Le réalisateur avait 86 ans et gagné deux fois l'Oscar du Meilleur réalisateur.
L'agence de presse tchèque CTK nous apprend aujourd'hui que le réalisateur Miloš Forman est décédé vendredi 13 avril, à l'âge de 86 ans.
Né en Tchécoslovaquie en 1932 d'un père juif et d'une mère protestante, tous deux morts en déportation, Miloš Forman a été formé en tant que scénariste à Prague et devient l'assistant d'Alfred Radok, un important homme de théâtre tchèque. Il réalise ses premiers films dès 1963 : L'As de pique, Les Amours d'une blonde… Après une satire féroce d son pays (Au feu les pompiers, 1967), il quitte la Tchécoslovaquie en 1968 après les événements du Printemps de Prague. Les Amours d'une blonde, nommé à l'Oscar du meilleur film étranger, l'ayant mis sur le radar hollywoodien et notamment de la Paramount, il tourne son premier film américain en 1971 : Taking Off ("le décollage", tout un programme), avec Jean-Claude Carrière au scénario, sur une adolescente en fugue et la déliquescence des valeurs américaines. En 1975, il tourne son premier énorme succès : Vol au-dessus d'un nid de coucou, avec Jack Nicholson enfermé dans un hôpital psychiatrique. Cinq Oscars (Meilleur acteur, Meilleur film, Meilleure actrice, Meilleur réalisateur et Meilleur scénario)... Vol au-dessus d'un nid de coucou reste avec le temps un chef-d'oeuvre des années 70 et du cinéma US en général, testament hippie (adapté d'un roman de Ken Kesey, grand gourou du mouvement hippie et apôtre du LSD) et traversée hallucinante du système psy américain rappelant les camps et les goulags d'Europe...

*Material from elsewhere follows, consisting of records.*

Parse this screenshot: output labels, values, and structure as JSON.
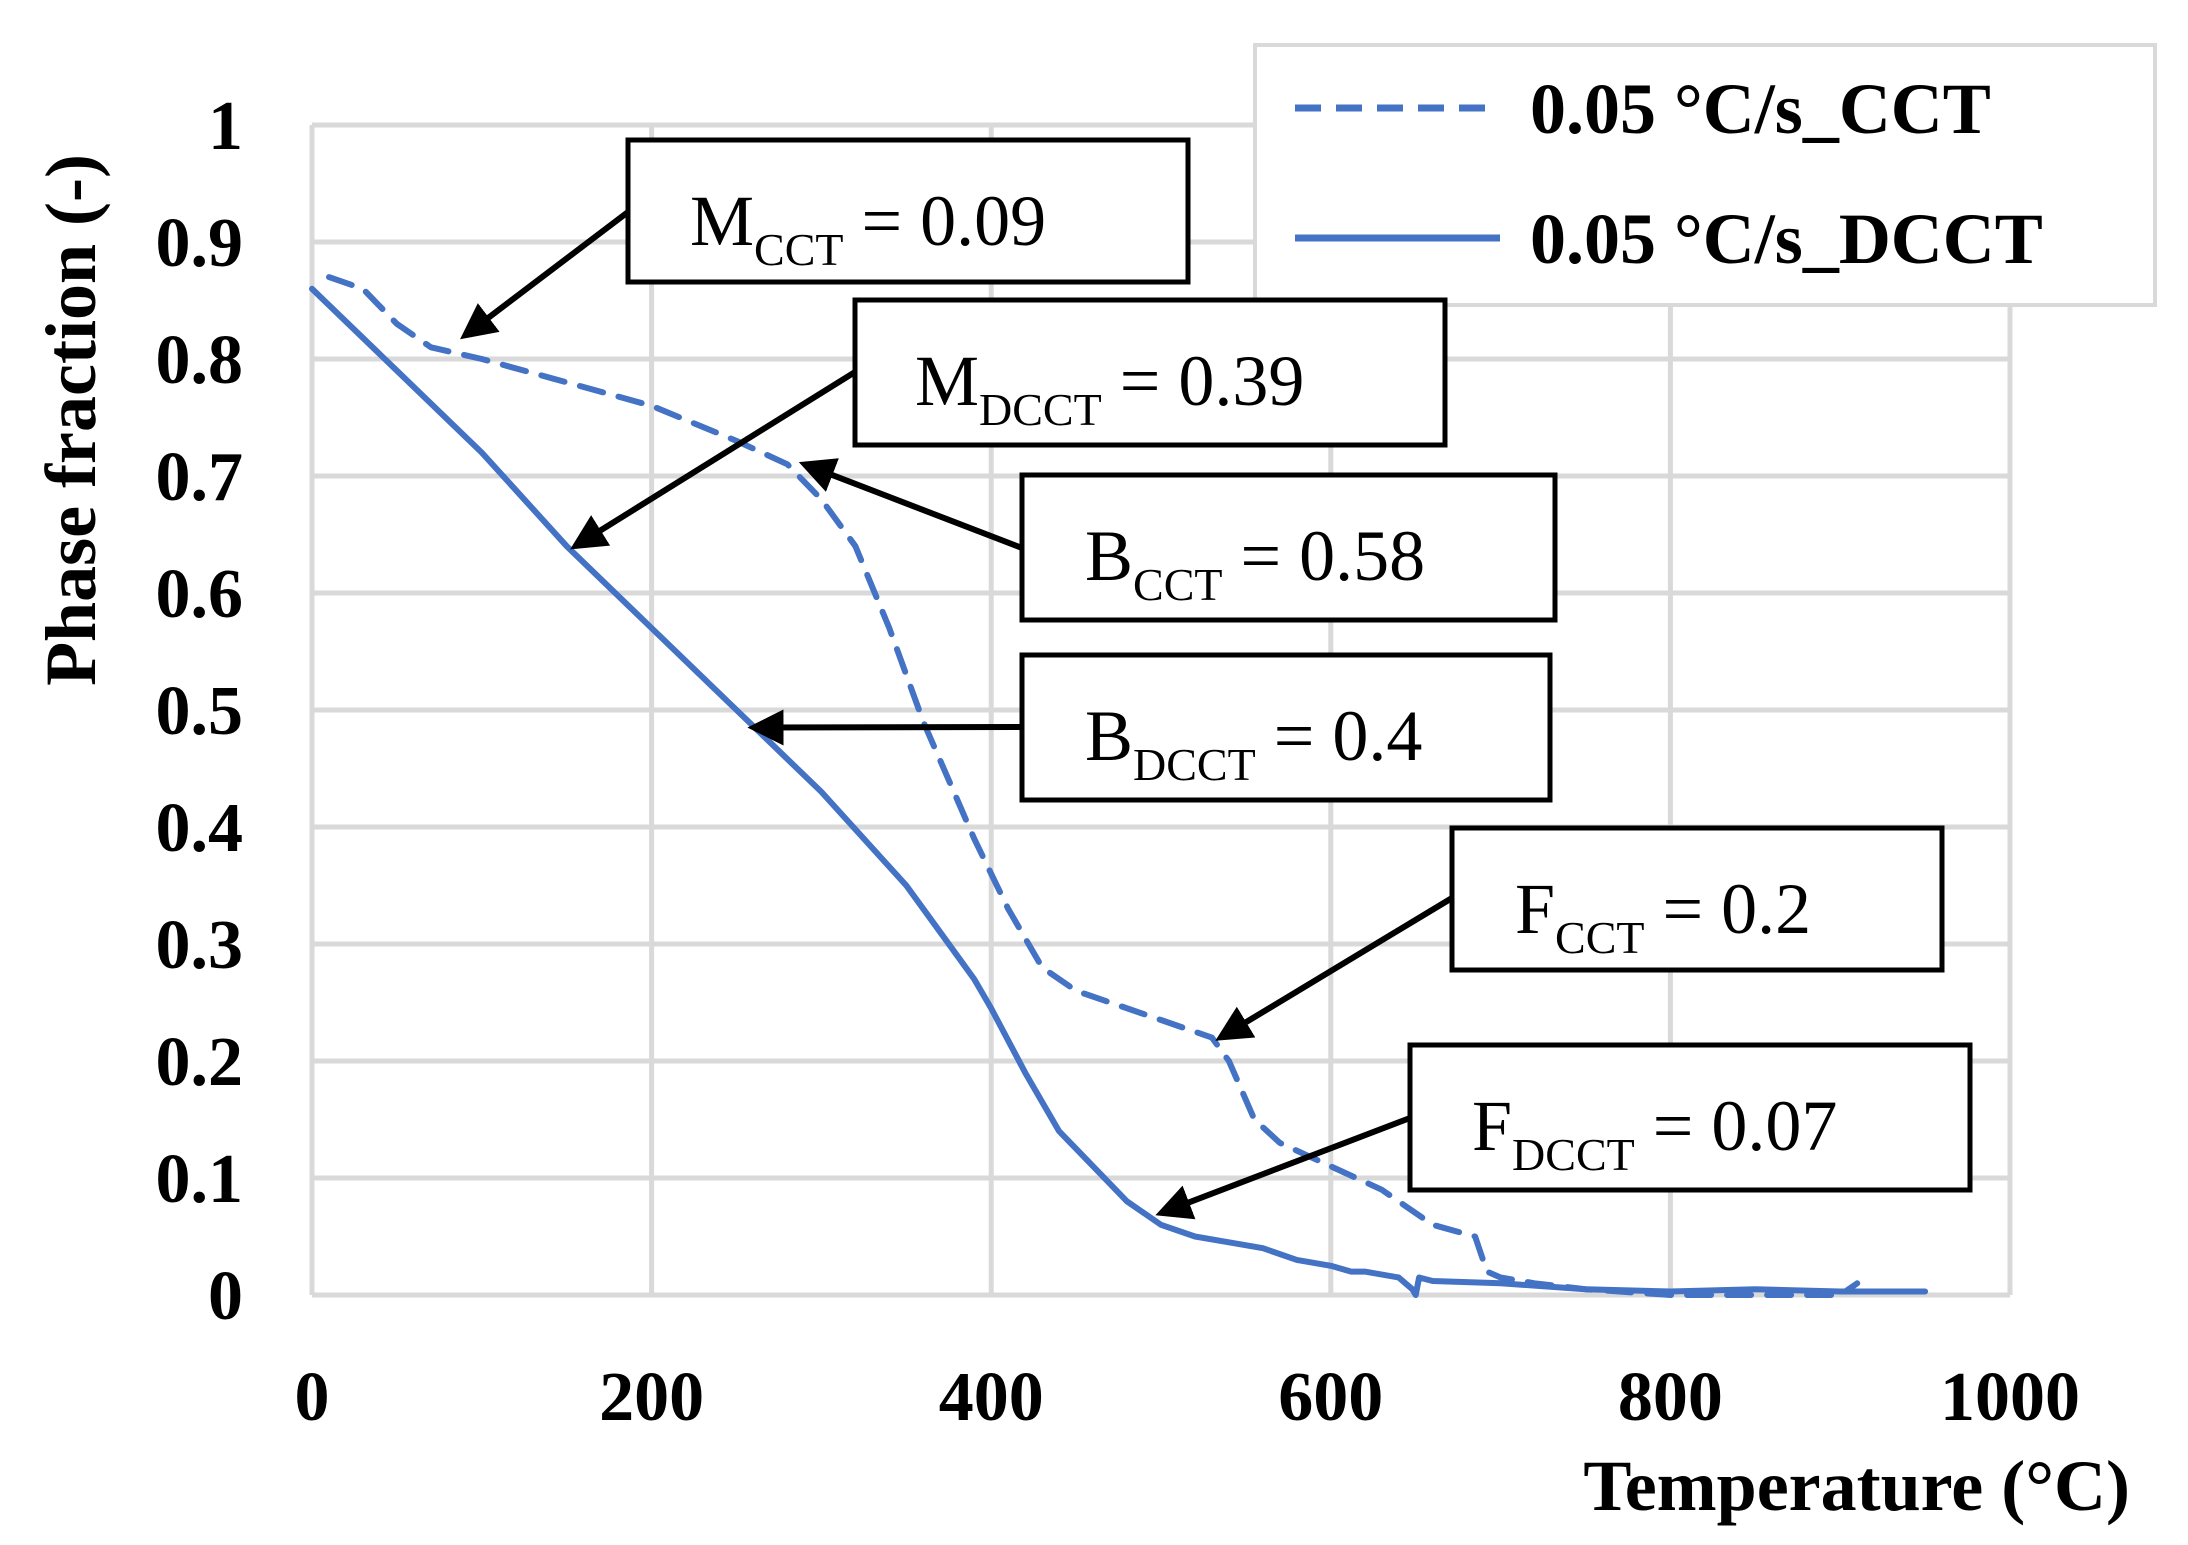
{
  "chart_data": {
    "type": "line",
    "xlabel": "Temperature (°C)",
    "ylabel": "Phase fraction (-)",
    "xlim": [
      0,
      1000
    ],
    "ylim": [
      0,
      1
    ],
    "xticks": [
      "0",
      "200",
      "400",
      "600",
      "800",
      "1000"
    ],
    "yticks": [
      "0",
      "0.1",
      "0.2",
      "0.3",
      "0.4",
      "0.5",
      "0.6",
      "0.7",
      "0.8",
      "0.9",
      "1"
    ],
    "grid": true,
    "legend_position": "top-right",
    "colors": {
      "series": "#4472c4",
      "arrow": "#000000",
      "grid": "#d9d9d9"
    },
    "series": [
      {
        "name": "0.05 °C/s_CCT",
        "style": "dashed",
        "x": [
          10,
          30,
          50,
          70,
          100,
          150,
          200,
          250,
          280,
          300,
          320,
          340,
          360,
          375,
          390,
          410,
          430,
          450,
          470,
          500,
          530,
          540,
          555,
          570,
          600,
          630,
          660,
          685,
          692,
          700,
          720,
          750,
          800,
          850,
          900,
          910
        ],
        "y": [
          0.87,
          0.86,
          0.83,
          0.81,
          0.8,
          0.78,
          0.76,
          0.73,
          0.71,
          0.68,
          0.64,
          0.57,
          0.49,
          0.44,
          0.39,
          0.33,
          0.28,
          0.26,
          0.25,
          0.235,
          0.22,
          0.2,
          0.15,
          0.13,
          0.11,
          0.09,
          0.06,
          0.05,
          0.02,
          0.015,
          0.01,
          0.005,
          0.0,
          0.0,
          0.0,
          0.01
        ]
      },
      {
        "name": "0.05 °C/s_DCCT",
        "style": "solid",
        "x": [
          0,
          50,
          100,
          150,
          200,
          250,
          300,
          350,
          370,
          390,
          400,
          420,
          440,
          460,
          480,
          500,
          520,
          540,
          560,
          580,
          600,
          612,
          620,
          640,
          648,
          650,
          652,
          660,
          700,
          750,
          800,
          850,
          900,
          950
        ],
        "y": [
          0.86,
          0.79,
          0.72,
          0.64,
          0.57,
          0.5,
          0.43,
          0.35,
          0.31,
          0.27,
          0.245,
          0.19,
          0.14,
          0.11,
          0.08,
          0.06,
          0.05,
          0.045,
          0.04,
          0.03,
          0.025,
          0.02,
          0.02,
          0.015,
          0.005,
          0.0,
          0.015,
          0.012,
          0.01,
          0.005,
          0.003,
          0.005,
          0.003,
          0.003
        ]
      }
    ],
    "annotations": [
      {
        "main": "M",
        "sub": "CCT",
        "value": " = 0.09",
        "target_x": 90,
        "target_y": 0.82
      },
      {
        "main": "M",
        "sub": "DCCT",
        "value": " = 0.39",
        "target_x": 155,
        "target_y": 0.64
      },
      {
        "main": "B",
        "sub": "CCT",
        "value": " = 0.58",
        "target_x": 290,
        "target_y": 0.71
      },
      {
        "main": "B",
        "sub": "DCCT",
        "value": " = 0.4",
        "target_x": 260,
        "target_y": 0.485
      },
      {
        "main": "F",
        "sub": "CCT",
        "value": " = 0.2",
        "target_x": 535,
        "target_y": 0.22
      },
      {
        "main": "F",
        "sub": "DCCT",
        "value": " = 0.07",
        "target_x": 500,
        "target_y": 0.07
      }
    ]
  }
}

En 1979, Forman tourne la version cinéma de la comédie musicale Hair (encore un testament hippie) qui ne sera pas un grand succès, pas plus que son ambitieux film historique Ragtime tourné en 1981. En 1984, Forman retrouve son mojo avec Amadeus : triomphal biopic de Mozart qui rafle huit Oscars, quatre BAFTA et quatre Golden Globes. Un triomphe de cinéma total (musique, image, acting) puissant et critique qui dépeint Mozart comme le McEnroe de la partition. Par contre, son Valmont de 1989 (adaptation libre des Liaisons dangereuses où il retrouve Carrière au script) est un énorme échec. Son film suivant ne sortira qu'en 1996 : Larry Flynt, portrait du roi du porno US (Woody Harrelson), encore une esquisse de rebelle dans l'Amérique impériale. Forman est nommé à l'Oscar du Meilleur réalisateur pour ce film, mais il perd face à Anthony Minghella pour Le Patient anglais. Trois ans plus tard sort son ultime classique : Man on the Moon, ou l'histoire du comique américain Andy Kaufman, incarné par un Jim Carrey hallucinant, totalement possédé par l'esprit de son personnage (un récent documentaire sur Netflix, Jim & Andy : The Great Beyond montre les coulisses dingo du film). Man on the Moon est un chef-d'oeuvre instantané qui précipite toutes les obsessions formaniennes (solitude du rebelle/artiste/poète dans un monde figé). Après cela, Forman ne tournera qu'un seul film : Les Fantômes de Goya en 2006 avec Stellan Skarsgård dans le rôle du peintre et Carrière au scénario. L'art face au système, le peintre versus l'Inquisition. Toujours les mêmes obsessions, jusqu'au bout. Les mêmes fantômes, qui ont fait le voyage d'Europe en Amérique.